How was lockdown for you? I am privileged to say it's been a positive time for me. As an artist, I work in isolation most of the time and rarely go into town, so it's a lot like normal life. But since the country went into isolation, it feels like my studio has been filled up. My friends and family are a noisy bunch but my studio has never been so fun. I've been making sourdough, going for walks along the beach, having zoom catchups, engaging a lot with people on Instagram (@nikaugabrielle).

It was really amazing to receive this award because it was completely unexpected. It's nice to have this recognition from the art community; it's encouraging for me to know that people care about the kaupapa and the topics I'm exploring.

What have you been working on? I've been painting and beating aute pieces for my first solo show at the Dowse, which will open when we get to level 1. Kōkōrangi ki Kōkōwai is about bringing celestial bodies into the physical and documenting the movement of stars to find direction (star navigation) but also as cues for our monthly cycles. Our months are named after different stars and through my star maps, I'm trying to document and understand this better. The Gregorian calendar is an imposed system of time that has limited our ability to read tohu (signs) in our environment. This isolation period has been an opportunity for people to experience time in a different way; the art of observation is really underrated.

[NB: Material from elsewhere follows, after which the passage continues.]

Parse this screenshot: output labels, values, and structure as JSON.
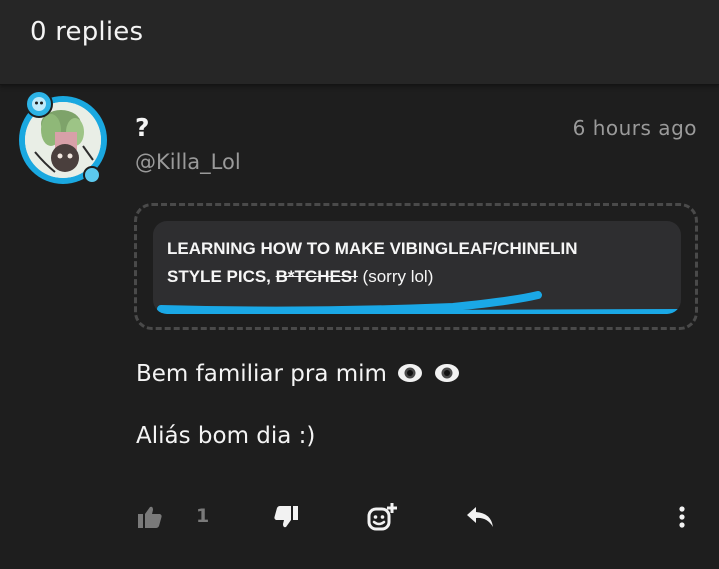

Artist Nikau Gabrielle Hindin is reviving the art of aute (Māori bark cloth making and adornment). Photo / Tara Rock (@ladyslider)
Artist Nikau Gabrielle Hindin is reviving the art of aute (Māori bark cloth making and adornment). Photo / Tara Rock (@ladyslider)

What have you been listening to?

Audiobooks! Braiding Sweetgrass by First Nations Potawatomi woman Robin Wall Kimmerer. The way she weaves botany with indigenous science and storytelling is beautiful, I've learned so much. I also love listening to her read the book, it is meditative and I often listen as I paint.

What have you been watching? I've been enjoying the incredible reo Māori content produced by the Facebook page Kura Mō Ngā Mokopuna, which has a weekly schedule of stories, games, songs, art activities for children and their parents to do while schools are closed. It might be focused towards kids but I really enjoy it too. It is wonderful to see the community offerings of knowledge from all over the country. I've also been watching the bilingual Zoom wānanga series called Te Kōkōmuka.

What are you looking forward to about life after lockdown? I really miss my mum, who is in Auckland. We have been talking on Zoom a lot, we have had to find the positives in this new way to communicate. I also miss my friends and working with other artists. There are some amazing weavers and artists down here and I love to wānanga and work alongside other makers.